International
\ˌintərˈnashənəl\
Globally connected.
More and more, global networks are driving innovation and generating prosperity. As Canada's most international university, McGill works hard to help build these crucial connections. It starts with our students, who hail from some 160 countries: Almost 20 per cent of our 35,300 students come from outside Canada, bringing a diverse range of languages, perspectives and backgrounds to the classroom. The University helps students further broaden their world view with field study programs, exchanges and internships. McGill also prides itself on recruiting the world's best professors to share their ideas, energy and cutting-edge research. In fact, of the more than 900 professors hired since 2000, nearly 60 per cent came from distinguished universities and research institutes outside Canada.
West, meet East. And while you're at it, say hello to North and South, too, because McGill is all about global collaboration. Take agriculture research, for example. Canadian agronomists worked long and hard to develop soybeans suitable for Quebec. With their high economic yield, and ability to trap carbon dioxide in the soil, the beans are a welcome addition to Quebec fields.

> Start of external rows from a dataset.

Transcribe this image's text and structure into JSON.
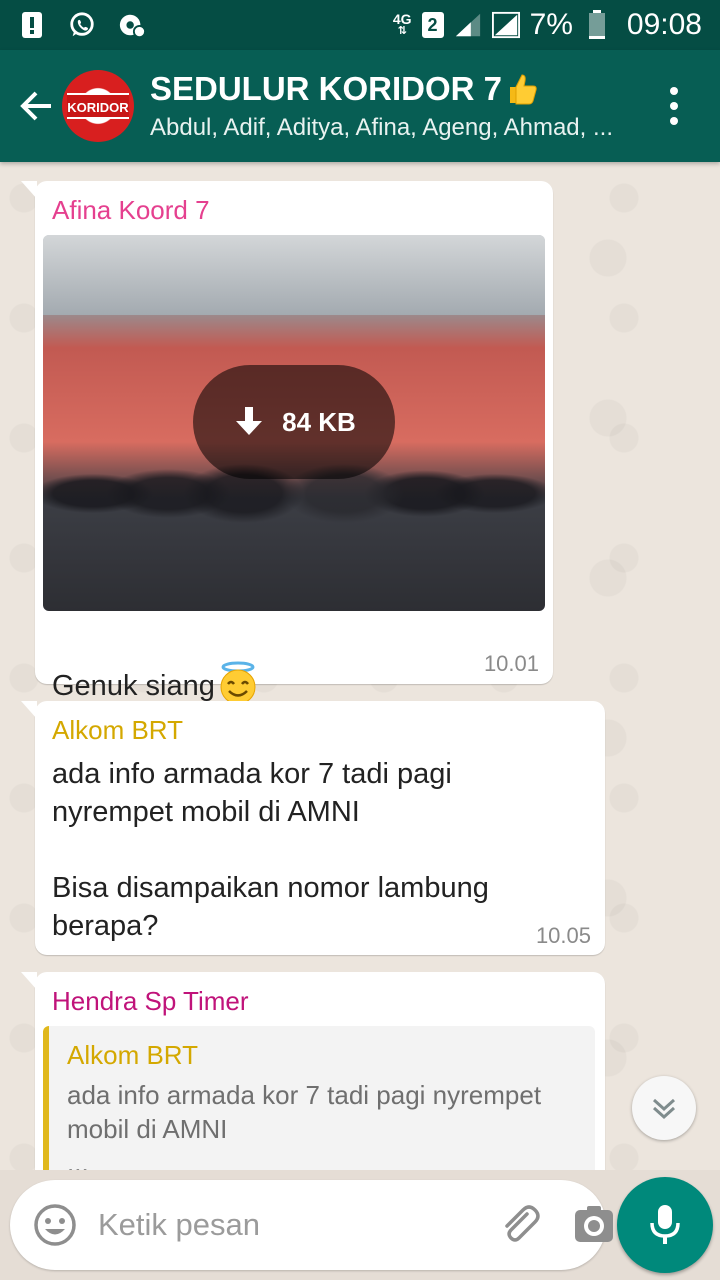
{
  "status_bar": {
    "network_label": "4G",
    "sim_label": "2",
    "battery": "7%",
    "time": "09:08"
  },
  "header": {
    "title": "SEDULUR KORIDOR 7",
    "title_emoji": "thumbs-up",
    "subtitle": "Abdul, Adif, Aditya, Afina, Ageng, Ahmad, ...",
    "avatar_text": "KORIDOR"
  },
  "messages": [
    {
      "sender": "Afina Koord 7",
      "sender_color": "#e5408f",
      "type": "image",
      "download_size": "84 KB",
      "caption": "Genuk siang",
      "caption_emoji": "smiling-face-with-halo",
      "time": "10.01"
    },
    {
      "sender": "Alkom BRT",
      "sender_color": "#d4a800",
      "type": "text",
      "text": "ada info armada kor 7 tadi pagi\nnyrempet mobil di AMNI\n\nBisa disampaikan nomor lambung\nberapa?",
      "time": "10.05"
    },
    {
      "sender": "Hendra Sp Timer",
      "sender_color": "#c0137a",
      "type": "reply",
      "quote_sender": "Alkom BRT",
      "quote_text": "ada info armada kor 7 tadi pagi nyrempet mobil di AMNI",
      "quote_more": "..."
    }
  ],
  "composer": {
    "placeholder": "Ketik pesan"
  },
  "colors": {
    "header": "#075e54",
    "status_bar": "#054d44",
    "accent": "#00897b"
  }
}
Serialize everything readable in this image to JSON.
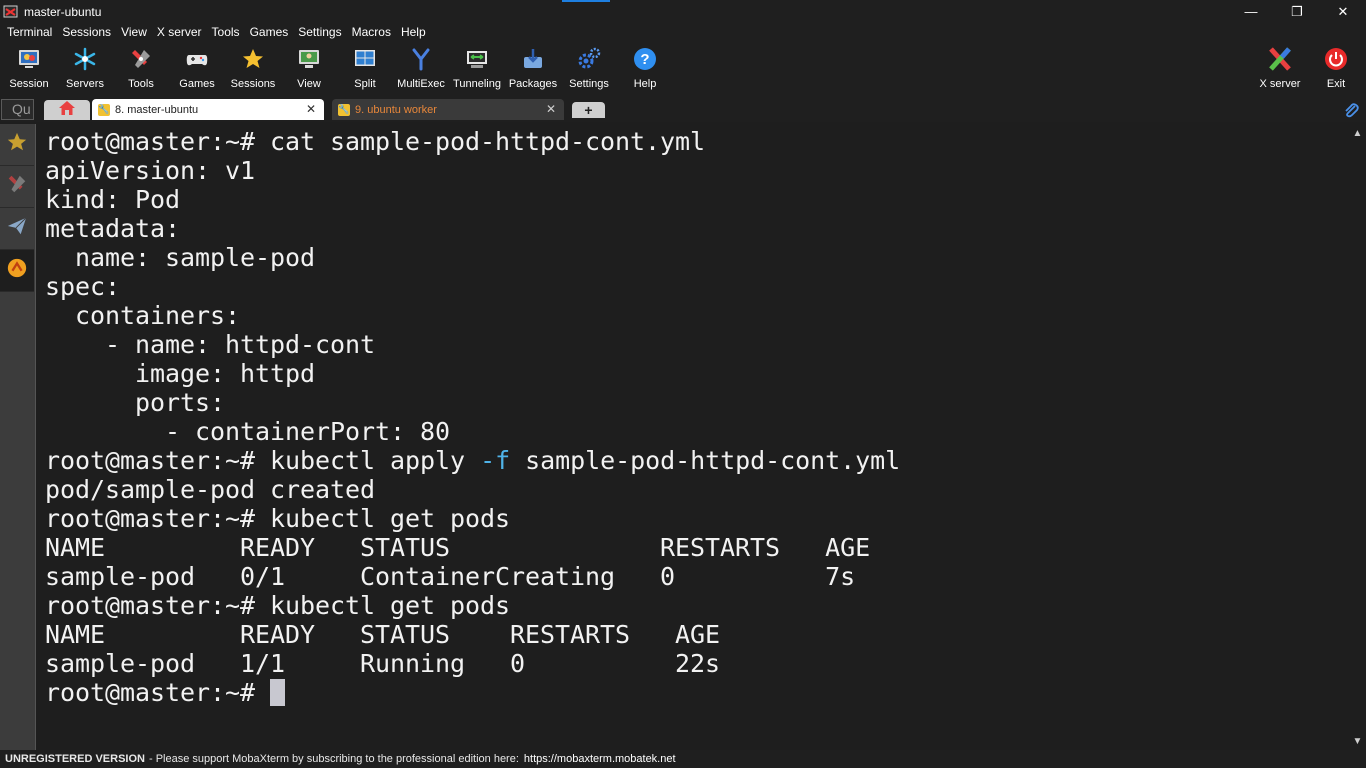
{
  "window": {
    "title": "master-ubuntu",
    "controls": {
      "minimize": "—",
      "maximize": "❐",
      "close": "✕"
    }
  },
  "menu": [
    "Terminal",
    "Sessions",
    "View",
    "X server",
    "Tools",
    "Games",
    "Settings",
    "Macros",
    "Help"
  ],
  "toolbar": {
    "session": "Session",
    "servers": "Servers",
    "tools": "Tools",
    "games": "Games",
    "sessions": "Sessions",
    "view": "View",
    "split": "Split",
    "multiexec": "MultiExec",
    "tunneling": "Tunneling",
    "packages": "Packages",
    "settings": "Settings",
    "help": "Help",
    "xserver": "X server",
    "exit": "Exit"
  },
  "tabs": {
    "quick_connect_placeholder": "Quick connect...",
    "quick_connect_visible": "Qu",
    "active": "8. master-ubuntu",
    "inactive": "9. ubuntu worker",
    "close_glyph": "✕",
    "new_tab_glyph": "+"
  },
  "terminal": {
    "prompt": "root@master:~# ",
    "lines": [
      "root@master:~# cat sample-pod-httpd-cont.yml",
      "apiVersion: v1",
      "kind: Pod",
      "metadata:",
      "  name: sample-pod",
      "spec:",
      "  containers:",
      "    - name: httpd-cont",
      "      image: httpd",
      "      ports:",
      "        - containerPort: 80"
    ],
    "apply_cmd_before": "kubectl apply ",
    "apply_cmd_flag": "-f",
    "apply_cmd_after": " sample-pod-httpd-cont.yml",
    "lines2": [
      "pod/sample-pod created",
      "root@master:~# kubectl get pods",
      "NAME         READY   STATUS              RESTARTS   AGE",
      "sample-pod   0/1     ContainerCreating   0          7s",
      "root@master:~# kubectl get pods",
      "NAME         READY   STATUS    RESTARTS   AGE",
      "sample-pod   1/1     Running   0          22s"
    ],
    "final_prompt": "root@master:~# "
  },
  "status": {
    "label": "UNREGISTERED VERSION",
    "message": " -  Please support MobaXterm by subscribing to the professional edition here:",
    "link": "https://mobaxterm.mobatek.net"
  }
}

Funny thing, though: Chinese farmers had been growing the same plants, in a similar climate, for more than a thousand years. "We spent 100 years selecting from long-season southern U.S. cultivars and gradually bringing them north into Canada," says Don Smith, professor in McGill's Department of Plant Science, "when we could have just gone to northern China for a weekend and got the seed." As scientific director of both Canada's Green Crop Network and the McGill Network for Innovation in Biofuels and Bioproducts, Smith collaborates across Canada and with partners in the U.S., China, India and Brazil. They're putting their heads together to develop crops that better sequester greenhouse gases and contribute to an alternative, sustainable energy supply. "Brazil already produces half of its fluid fuel requirements on just one per cent of their agricultural land – it's amazing. We think we know everything in a developed country like Canada, but it's so far from true."
Education flows both ways. Frustrated by the large volume of harvest lost to improper storage and processing in his native India, Vijaya Raghavan has devoted his career to getting more fruits and vegetables from the field to the market – and onto people's plates. The James McGill Professor in the Department of Bioresource Engineering has supervised close to 100 graduate students. More than half those students came to McGill from outside Canada, and many put their educations to good use in their home countries, a fact that gladdens a man who strives to use knowledge to "make life better for people." By introducing current post-harvest processes – such as microwave drying and vacuum cooling – to farmers in India, China, Thailand and, most recently, Benin and Malaysia, Raghavan has shown them how to preserve, and thus be able to sell, more food. He's made great efforts to share that knowledge with as many people as possible, pushing to establish post-harvest technology specialists at three of India's state agricultural universities. "That," he says, "is a big impact I'm very happy about."